07.12.01 - 2:42 p.m.
so i'm a slacker. sheesh.
within the past month i've fallen in love...and maybe out of it now. maybe. i don't know. i really thought i loved john, and i suppose i really do...but for some reason i've been completely annoyed and turned off by him the past week and a half. is this normal? it's been so long for me; i can't remember what it's like anymore. at least we have really good sex. that's always a plus.
stephanie is finally home. it's strange having her around the house again after 6 weeks of her being away. having the run of the house for that long was awesome, but she does pay rent here.
summerfest wasn't all too exciting, but i did get to see dan which was great. they played on the 3rd and proceeded to get completely wasted so he just stayed at my place even though steph isn't around. he kept me up until 5 talking my ear off! i love that guy.

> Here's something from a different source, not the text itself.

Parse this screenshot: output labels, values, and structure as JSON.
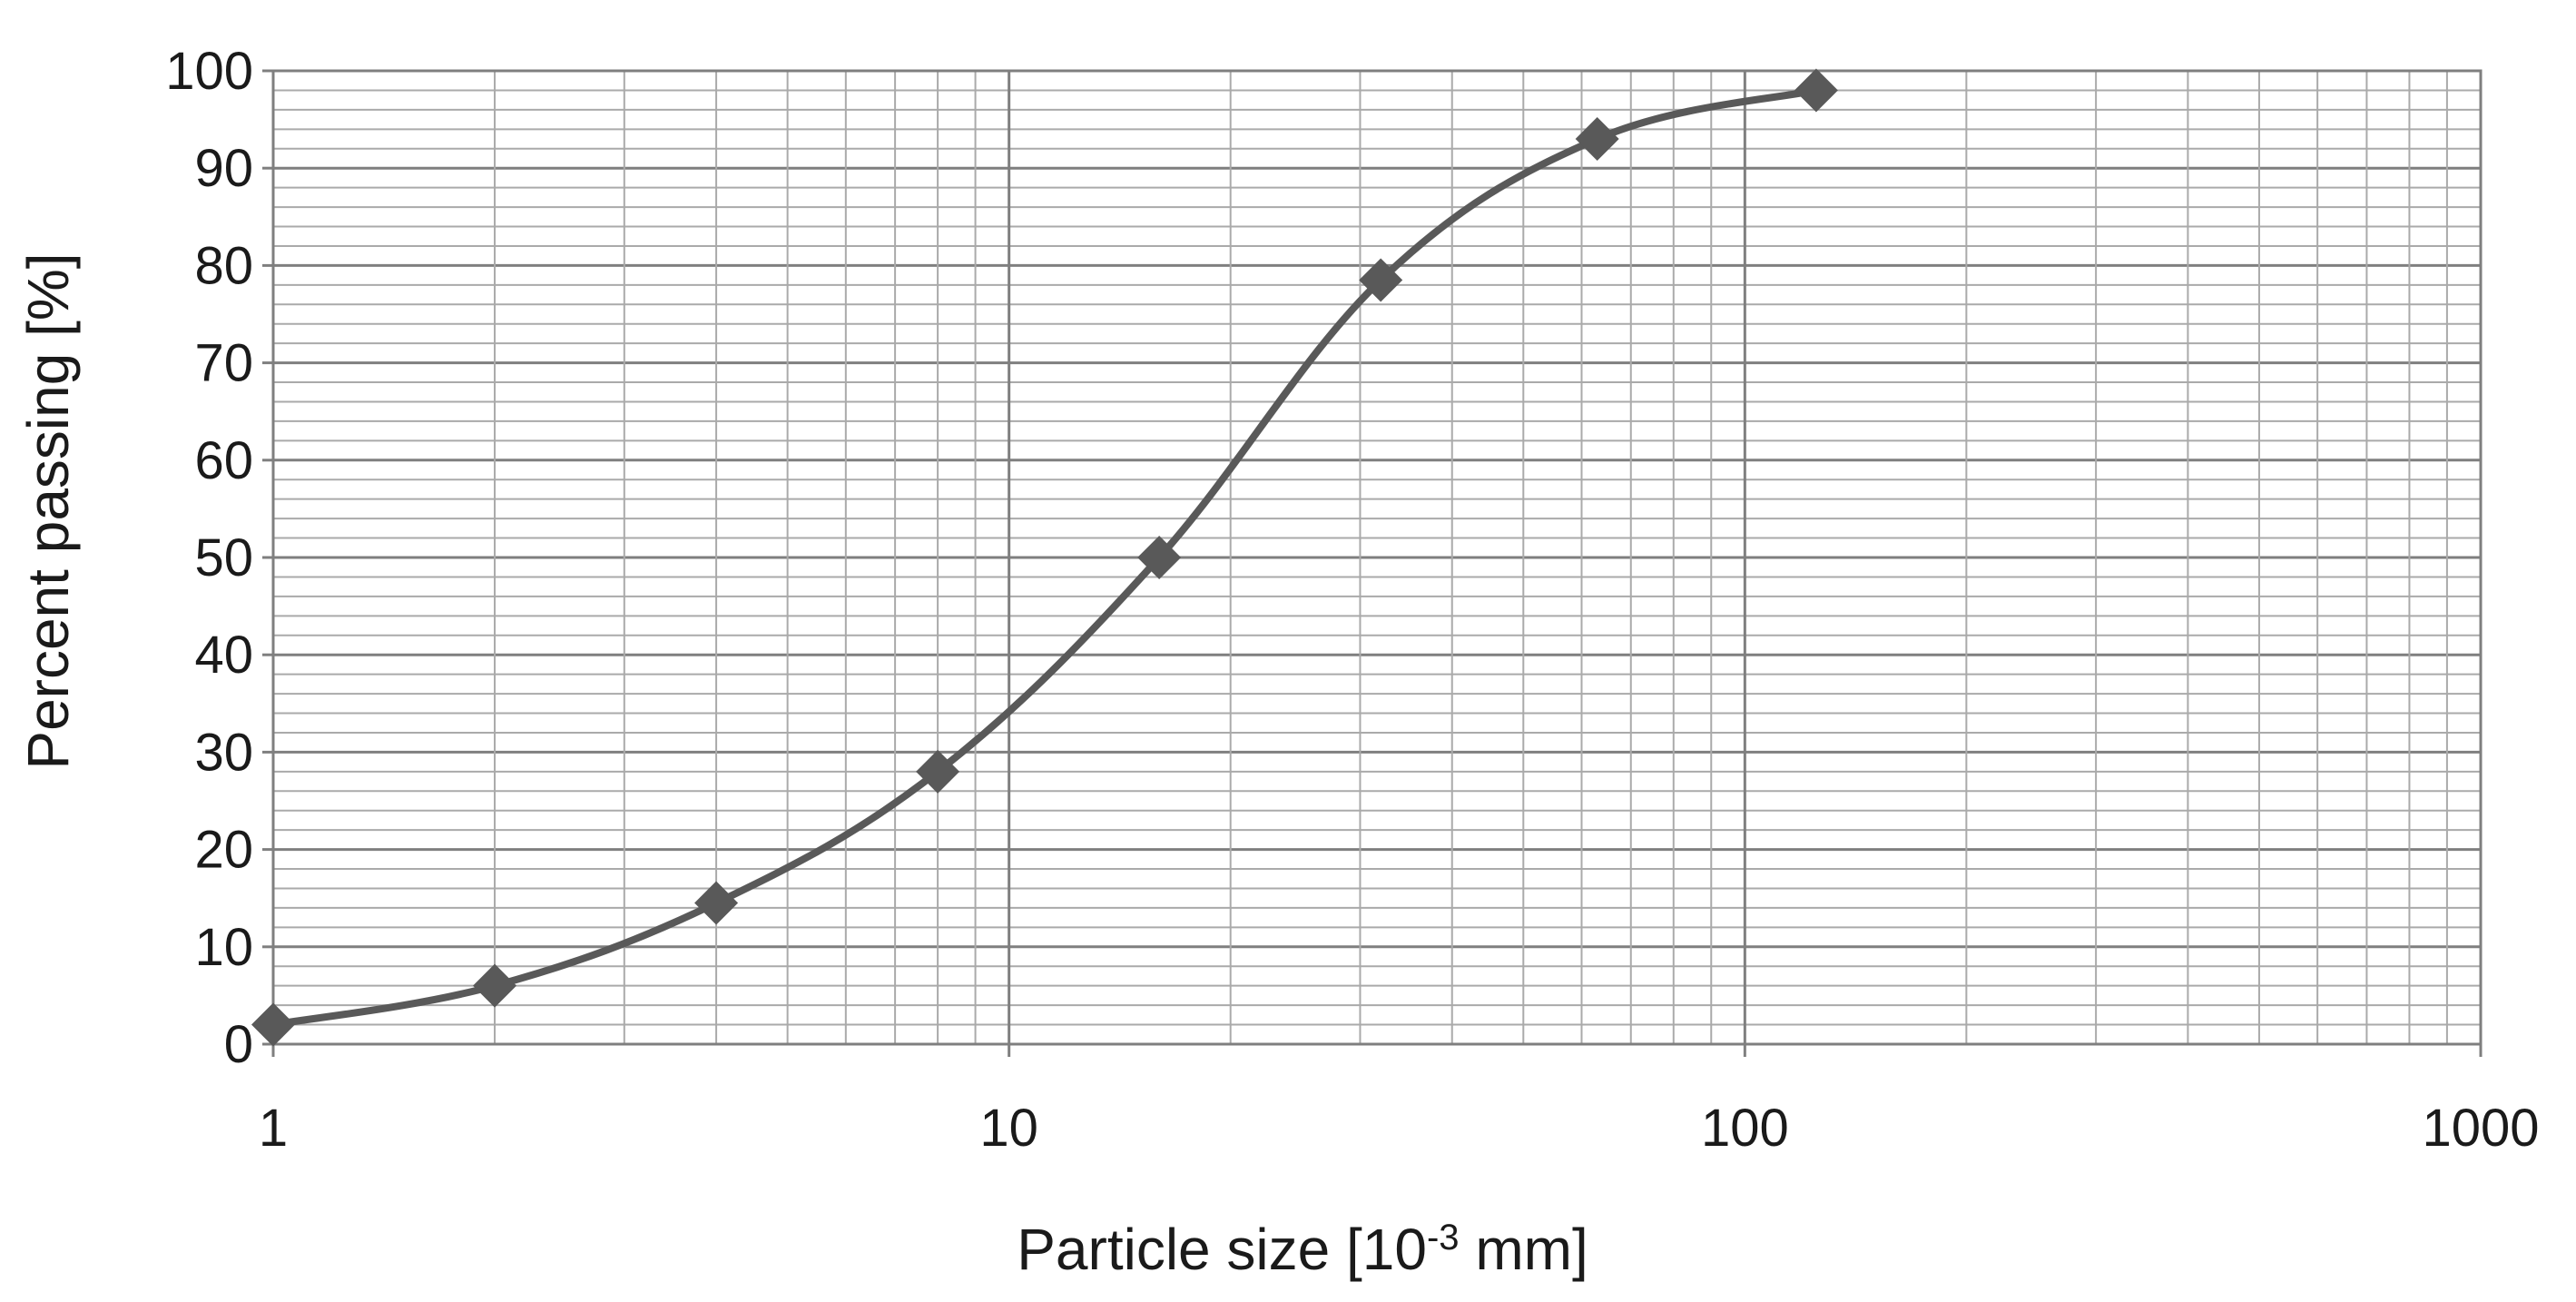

april's in the hospital. the psyche ward to be exact. she had some sort of breakdown. i'm not surprised. she's going to quit drinking now. the way i feel about this whole situation is hard to explain. i love her; she's one of my oldest friends. for some reason though i just want to throttle her though. i feel like she's known that something was going on with her, but why wouldn't she do anything about it? get some fucking help? all she's done is latch on to her boyfriend and alienate her friends and proceed to drink herself away. ugh.
and speaking of drinking...i've cut down a lot...i needed to. but i'm going to drink all day tomorrow because it's the warped tour. dan and the boys are playing and i can't wait to hang out with him. john is working so it'll be free booze all day. i don't have to work until saturday night. aw yeah.
maybe i should go do my laundry now.